W 2025 roku doczekaliśmy się pięknej, jubileuszowej, piętnastej edycji konkursu Robinsonada. To cykliczne wydarzenie stało się areną na której, jako artyści dzięki swojej, różnorodnej narracji stylistycznej i kompozycyjnej, pragniemy zaprezentować dynamiczne, pełne indywidualnego entuzjazmu wizje plastyczne. Czasem wygląda to tak, jakbyśmy chcieli, za pomocą swoich prac snuć dojrzałe historie, oparte
o doświadczenia lub dopiero, co kiełkujące opowieści skrywane pod powierzchnią snów, marzeń, myśli, pragnień. W każdym razie w procesie tworzenia czujemy, że poszerzamy naszą rzeczywistość, w niej poruszamy się umysłem dorosłych istot, chociaż prawie zawsze, także prowadzą nas serca, szczęśliwie ufnych dzieci. Być może z tym porównaniem nie każdy artysta się zgodzi, jednakże nie wyobrażam sobie
by tworzyć i nie mieć w sobie radości, otwartości, szczerości i zdumienia, a więc tego, czym emanują zazwyczaj dzieci.

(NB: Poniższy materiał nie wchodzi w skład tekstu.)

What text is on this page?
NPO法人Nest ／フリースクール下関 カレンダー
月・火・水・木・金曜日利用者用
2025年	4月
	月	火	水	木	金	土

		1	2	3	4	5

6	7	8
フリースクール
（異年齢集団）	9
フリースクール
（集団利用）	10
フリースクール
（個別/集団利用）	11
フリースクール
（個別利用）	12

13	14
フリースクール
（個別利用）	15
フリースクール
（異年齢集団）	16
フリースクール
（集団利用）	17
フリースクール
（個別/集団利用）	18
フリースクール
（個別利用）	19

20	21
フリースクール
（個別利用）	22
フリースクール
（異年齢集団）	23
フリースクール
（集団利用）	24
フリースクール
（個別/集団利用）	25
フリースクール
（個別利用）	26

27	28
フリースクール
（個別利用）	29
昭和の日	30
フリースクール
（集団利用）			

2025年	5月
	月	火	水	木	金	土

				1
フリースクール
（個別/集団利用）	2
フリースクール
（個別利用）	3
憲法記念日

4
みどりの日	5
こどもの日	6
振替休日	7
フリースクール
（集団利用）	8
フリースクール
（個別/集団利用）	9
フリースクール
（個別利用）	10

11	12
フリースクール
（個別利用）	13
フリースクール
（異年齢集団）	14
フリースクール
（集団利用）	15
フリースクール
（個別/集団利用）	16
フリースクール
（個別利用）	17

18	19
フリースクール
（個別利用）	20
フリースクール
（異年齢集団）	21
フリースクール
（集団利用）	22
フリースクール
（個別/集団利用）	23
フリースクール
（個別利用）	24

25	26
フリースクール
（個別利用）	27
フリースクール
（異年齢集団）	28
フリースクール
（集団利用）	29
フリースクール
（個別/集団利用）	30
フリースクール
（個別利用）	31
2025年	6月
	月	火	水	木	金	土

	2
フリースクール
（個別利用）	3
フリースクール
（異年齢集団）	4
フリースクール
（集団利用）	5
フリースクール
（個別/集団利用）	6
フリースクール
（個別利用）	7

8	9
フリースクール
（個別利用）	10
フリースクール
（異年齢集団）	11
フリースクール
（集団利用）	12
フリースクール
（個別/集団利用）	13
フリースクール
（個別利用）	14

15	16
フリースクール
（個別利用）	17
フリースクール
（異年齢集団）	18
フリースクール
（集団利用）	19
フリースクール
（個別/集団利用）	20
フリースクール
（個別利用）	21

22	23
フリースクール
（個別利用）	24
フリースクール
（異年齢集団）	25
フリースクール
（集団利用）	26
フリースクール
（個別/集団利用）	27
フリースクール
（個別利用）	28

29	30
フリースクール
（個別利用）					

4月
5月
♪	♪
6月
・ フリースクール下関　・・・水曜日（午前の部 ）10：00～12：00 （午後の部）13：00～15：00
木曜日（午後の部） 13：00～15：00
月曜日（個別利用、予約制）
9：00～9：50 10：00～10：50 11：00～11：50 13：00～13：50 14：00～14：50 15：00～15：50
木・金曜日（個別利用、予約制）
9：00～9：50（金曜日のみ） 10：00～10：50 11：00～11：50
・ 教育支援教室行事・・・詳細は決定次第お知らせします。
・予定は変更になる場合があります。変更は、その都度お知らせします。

I tak jak dzieci i my dorośli potrzebujemy nierzadko wsparcia oraz zachęty
w podejmowaniu różnorodnych wyzwań. Przypuszczam, iż nie będę odosobniona
w swojej opinii, jeśli wskażę przy tej okazji postać Antoniego Ruta, Prezesa Wielkopolskiego Związku Artystów Plastyków, który jest nie tylko pomysłodawcą, wyżej wymienionego konkursu, ale również postacią szczerze oddaną sztuce. Antoni Rut nieustannie wspiera artystów w dążeniu podnoszenia poprzeczki w działaniach artystycznych. Ponadto dokłada starań, aby to wielkopolskie stowarzyszenie pod jego przewodnictwem było rozpoznawalne nie tylko w mediach, lecz także pozostawiało trwały ślad w postaci dokumentów pisemnych, kierowanych do indywidualnego odbiorcy, do lokalnych bibliotek, oraz Biblioteki Narodowej.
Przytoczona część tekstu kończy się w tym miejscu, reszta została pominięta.